In terms of the fishing styles and techniques required they are matched to suit the huge variety of waters that are available to fish. The larger rivers, which generally run clear with an emerald green tinge, are fed by large lakes, which in turn collect glacial melt-water from the Andes. The only method of fishing these effectively is to float down them in a raft. The undergrowth is impenetrable and the sides unwalkable. The other reason is that the fish often sit very tightly to the bank in the numerous pockets, riffles, eddies and drop offs. It is absolutely classic trout water and as often as not the tighter you can cast to these areas and the more inaccessible they are the greater the reward. Alongside the natural breaks in the water are hundreds of trunks of fallen trees providing unparalleled structure for wily trout to hide behind.
On the smaller streams and rivers it is possible to walk and wade. These rivers are equally abundant with the debris of countless floods with an even mix of fast streamy water and deep clear pools where it is possible to stalk fish, cruising both near the surface and in the depths. Horseback is often the best method of accessing these waters and you will find yourself picking your way along steep wooded trails which snake along the sides of the rivers. Led by a local guide wearing traditional sheepskin chaps and poncho it makes for a remarkable fishing experience and it is hard to feel more in tune with nature in this wild environment.

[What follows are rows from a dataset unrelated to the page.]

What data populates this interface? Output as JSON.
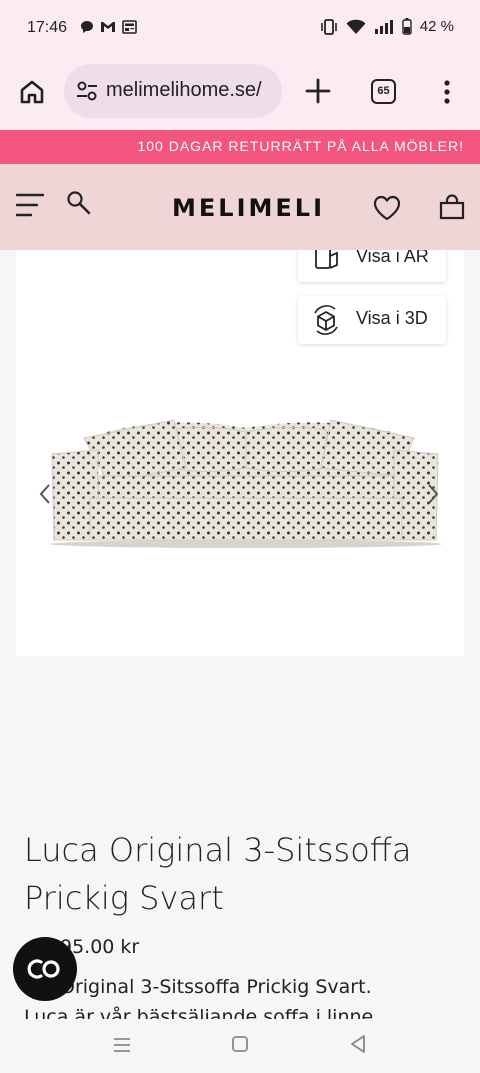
{
  "status_bar": {
    "time": "17:46",
    "battery": "42 %",
    "left_icons": [
      "chat-bubble-icon",
      "gmail-icon",
      "news-icon"
    ],
    "right_icons": [
      "vibrate-icon",
      "wifi-icon",
      "signal-icon",
      "battery-icon"
    ]
  },
  "browser": {
    "url": "melimelihome.se/",
    "tab_count": "65"
  },
  "promo": {
    "text": "100 DAGAR RETURRÄTT PÅ ALLA MÖBLER!"
  },
  "header": {
    "logo": "MELIMELI"
  },
  "gallery": {
    "ar_label": "Visa i AR",
    "view3d_label": "Visa i 3D"
  },
  "product": {
    "title": "Luca Original 3-Sitssoffa Prickig Svart",
    "price": "95.00 kr",
    "description_line1": "Original 3-Sitssoffa Prickig Svart.",
    "description_line2": "Luca är vår bästsäljande soffa i linne"
  },
  "colors": {
    "chrome_bg": "#fcebf3",
    "promo_bg": "#f3557f",
    "header_bg": "#efd5d6",
    "url_bg": "#efdde9"
  }
}
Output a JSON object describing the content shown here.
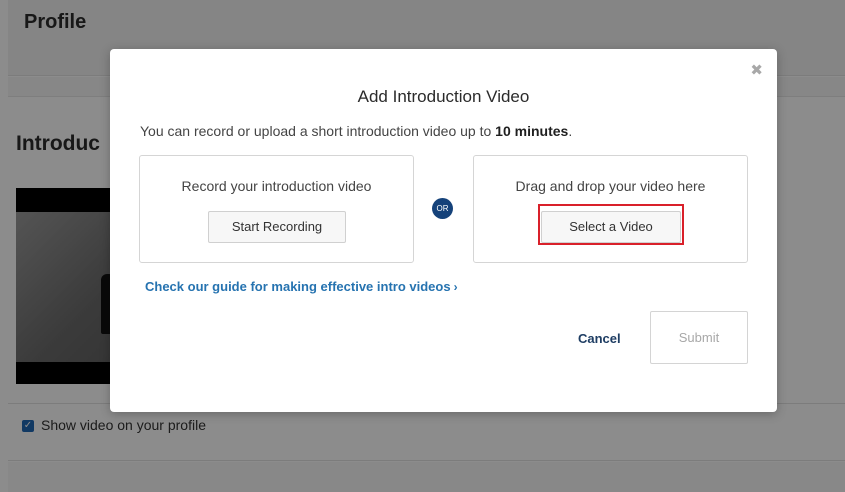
{
  "page": {
    "title": "Profile",
    "section_title": "Introduc",
    "show_video_label": "Show video on your profile"
  },
  "modal": {
    "title": "Add Introduction Video",
    "description_prefix": "You can record or upload a short introduction video up to ",
    "description_bold": "10 minutes",
    "description_suffix": ".",
    "close_icon": "✖",
    "record": {
      "text": "Record your introduction video",
      "button_label": "Start Recording"
    },
    "or_label": "OR",
    "upload": {
      "text": "Drag and drop your video here",
      "button_label": "Select a Video"
    },
    "guide_link": "Check our guide for making effective intro videos",
    "guide_chevron": "›",
    "cancel_label": "Cancel",
    "submit_label": "Submit"
  },
  "colors": {
    "overlay": "rgba(0,0,0,0.45)",
    "link": "#2673b0",
    "or_badge": "#15427a",
    "highlight": "#d9202a",
    "checkbox": "#1f68b5"
  },
  "icons": {
    "close": "close-icon",
    "checkbox": "checkbox-checked-icon",
    "chevron": "chevron-right-icon"
  }
}
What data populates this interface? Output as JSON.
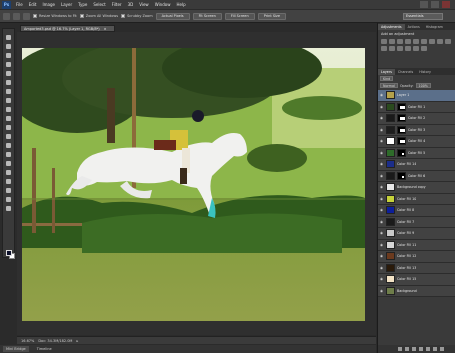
{
  "app": {
    "logo": "Ps"
  },
  "menu": [
    "File",
    "Edit",
    "Image",
    "Layer",
    "Type",
    "Select",
    "Filter",
    "3D",
    "View",
    "Window",
    "Help"
  ],
  "options": {
    "resize_windows": "Resize Windows to Fit",
    "zoom_all": "Zoom All Windows",
    "scrubby_zoom": "Scrubby Zoom",
    "actual_pixels": "Actual Pixels",
    "fit_screen": "Fit Screen",
    "fill_screen": "Fill Screen",
    "print_size": "Print Size",
    "workspace": "Essentials"
  },
  "document": {
    "tab_title": "Amported3.psd @ 16.7% (Layer 1, RGB/8*)",
    "zoom": "16.67%",
    "doc_info": "Doc: 34.3M/182.0M"
  },
  "bottom_tabs": {
    "mini_bridge": "Mini Bridge",
    "timeline": "Timeline"
  },
  "adjustments": {
    "tabs": [
      "Adjustments",
      "Actions",
      "Histogram"
    ],
    "title": "Add an adjustment"
  },
  "layers": {
    "tabs": [
      "Layers",
      "Channels",
      "History"
    ],
    "kind_filter": "Kind",
    "blend_mode": "Normal",
    "opacity_label": "Opacity:",
    "opacity_value": "100%",
    "lock_label": "Lock:",
    "fill_label": "Fill:",
    "fill_value": "100%",
    "items": [
      {
        "name": "Layer 1",
        "thumb": "#b5a14a",
        "mask": "none"
      },
      {
        "name": "Color Fill 1",
        "thumb": "#2a4a1e",
        "mask": "blob"
      },
      {
        "name": "Color Fill 2",
        "thumb": "#1a1a1a",
        "mask": "blob"
      },
      {
        "name": "Color Fill 3",
        "thumb": "#1e1e1e",
        "mask": "blob"
      },
      {
        "name": "Color Fill 4",
        "thumb": "#ffffff",
        "mask": "blob"
      },
      {
        "name": "Color Fill 5",
        "thumb": "#2e6b2a",
        "mask": "dot"
      },
      {
        "name": "Color Fill 14",
        "thumb": "#1b2d8a",
        "mask": "none"
      },
      {
        "name": "Color Fill 6",
        "thumb": "#1a1a1a",
        "mask": "dot"
      },
      {
        "name": "Background copy",
        "thumb": "#e8e8e8",
        "mask": "none"
      },
      {
        "name": "Color Fill 10",
        "thumb": "#c6d23a",
        "mask": "none"
      },
      {
        "name": "Color Fill 8",
        "thumb": "#0d1f9a",
        "mask": "none"
      },
      {
        "name": "Color Fill 7",
        "thumb": "#1a1a1a",
        "mask": "none"
      },
      {
        "name": "Color Fill 9",
        "thumb": "#c9c9c9",
        "mask": "none"
      },
      {
        "name": "Color Fill 11",
        "thumb": "#d6d6d6",
        "mask": "none"
      },
      {
        "name": "Color Fill 12",
        "thumb": "#6b3a1e",
        "mask": "none"
      },
      {
        "name": "Color Fill 13",
        "thumb": "#2a1a0a",
        "mask": "none"
      },
      {
        "name": "Color Fill 15",
        "thumb": "#f3e3c6",
        "mask": "none"
      },
      {
        "name": "Background",
        "thumb": "#6e7d4a",
        "mask": "none"
      }
    ]
  }
}
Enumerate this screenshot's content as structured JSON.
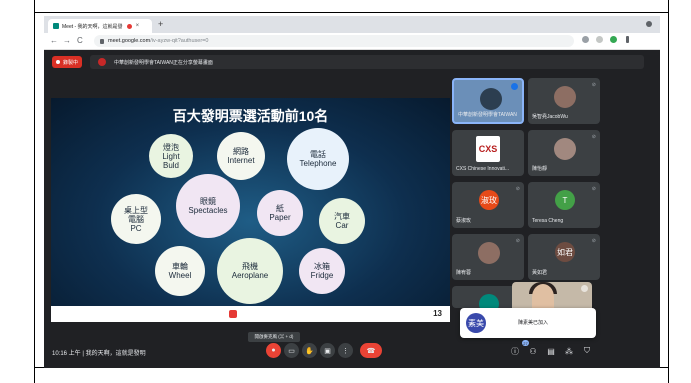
{
  "browser": {
    "tab_title": "Meet - 我的天啊，這就是發",
    "new_tab": "+",
    "back": "←",
    "forward": "→",
    "reload": "C",
    "url_host": "meet.google.com",
    "url_path": "/iv-ayzw-qit?authuser=0"
  },
  "meet": {
    "recording_label": "錄製中",
    "presenting_label": "中華創新發明學會TAIWAN正在分享螢幕畫面"
  },
  "slide": {
    "title": "百大發明票選活動前10名",
    "bubbles": [
      {
        "zh": "燈泡",
        "en1": "Light",
        "en2": "Buld"
      },
      {
        "zh": "網路",
        "en1": "Internet",
        "en2": ""
      },
      {
        "zh": "電話",
        "en1": "Telephone",
        "en2": ""
      },
      {
        "zh": "桌上型",
        "en1": "電腦",
        "en2": "PC"
      },
      {
        "zh": "眼鏡",
        "en1": "Spectacles",
        "en2": ""
      },
      {
        "zh": "紙",
        "en1": "Paper",
        "en2": ""
      },
      {
        "zh": "汽車",
        "en1": "Car",
        "en2": ""
      },
      {
        "zh": "車輪",
        "en1": "Wheel",
        "en2": ""
      },
      {
        "zh": "飛機",
        "en1": "Aeroplane",
        "en2": ""
      },
      {
        "zh": "冰箱",
        "en1": "Fridge",
        "en2": ""
      }
    ],
    "page_number": "13"
  },
  "participants": [
    {
      "name": "中華創新發明學會TAIWAN",
      "initial": ""
    },
    {
      "name": "吳智堯JacobWu",
      "initial": ""
    },
    {
      "name": "CXS Chinese Innovati...",
      "initial": "CXS"
    },
    {
      "name": "陳怡靜",
      "initial": ""
    },
    {
      "name": "蔡淑玫",
      "initial": "淑玫"
    },
    {
      "name": "Teresa Cheng",
      "initial": "T"
    },
    {
      "name": "陳宥蓉",
      "initial": ""
    },
    {
      "name": "黃如君",
      "initial": "如君"
    }
  ],
  "bottom": {
    "time_title": "10:16 上午 | 我的天啊，這就是發明",
    "tooltip": "開啟麥克風 (⌘ + d)",
    "people_count": "27"
  },
  "toast": {
    "initial": "素美",
    "message": "陳素美已加入"
  },
  "colors": {
    "meet_bg": "#202124",
    "record_red": "#d93025",
    "hangup_red": "#ea4335",
    "accent_blue": "#1a73e8"
  }
}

A Chilean experience is not complete without its share of rain. There is a reason for everything and the impossibly luxurious undergrowth is a result of a high annual rainfall. The season runs from November to April with equally good fishing available throughout. The start and close will see a preference for streamer patterns over dries although not exclusively. The climate is temperate and while days of blazing sunshine are common it is equally possible to experience wildly changing condition during the course of a single day. Throughout the season the rivers can be prone to floods and it is here that the value of your guides and the resources available to your outfitter or lodge are paramount. The lakes fish well in almost all conditions while the larger rivers take a longer time to rise due to the giant glacial lakes that feed them. Just remember that if you are caught out in the cold you can always retreat back to a warm log fire in your cabin or a steaming hot tub, in some cases over looking the river.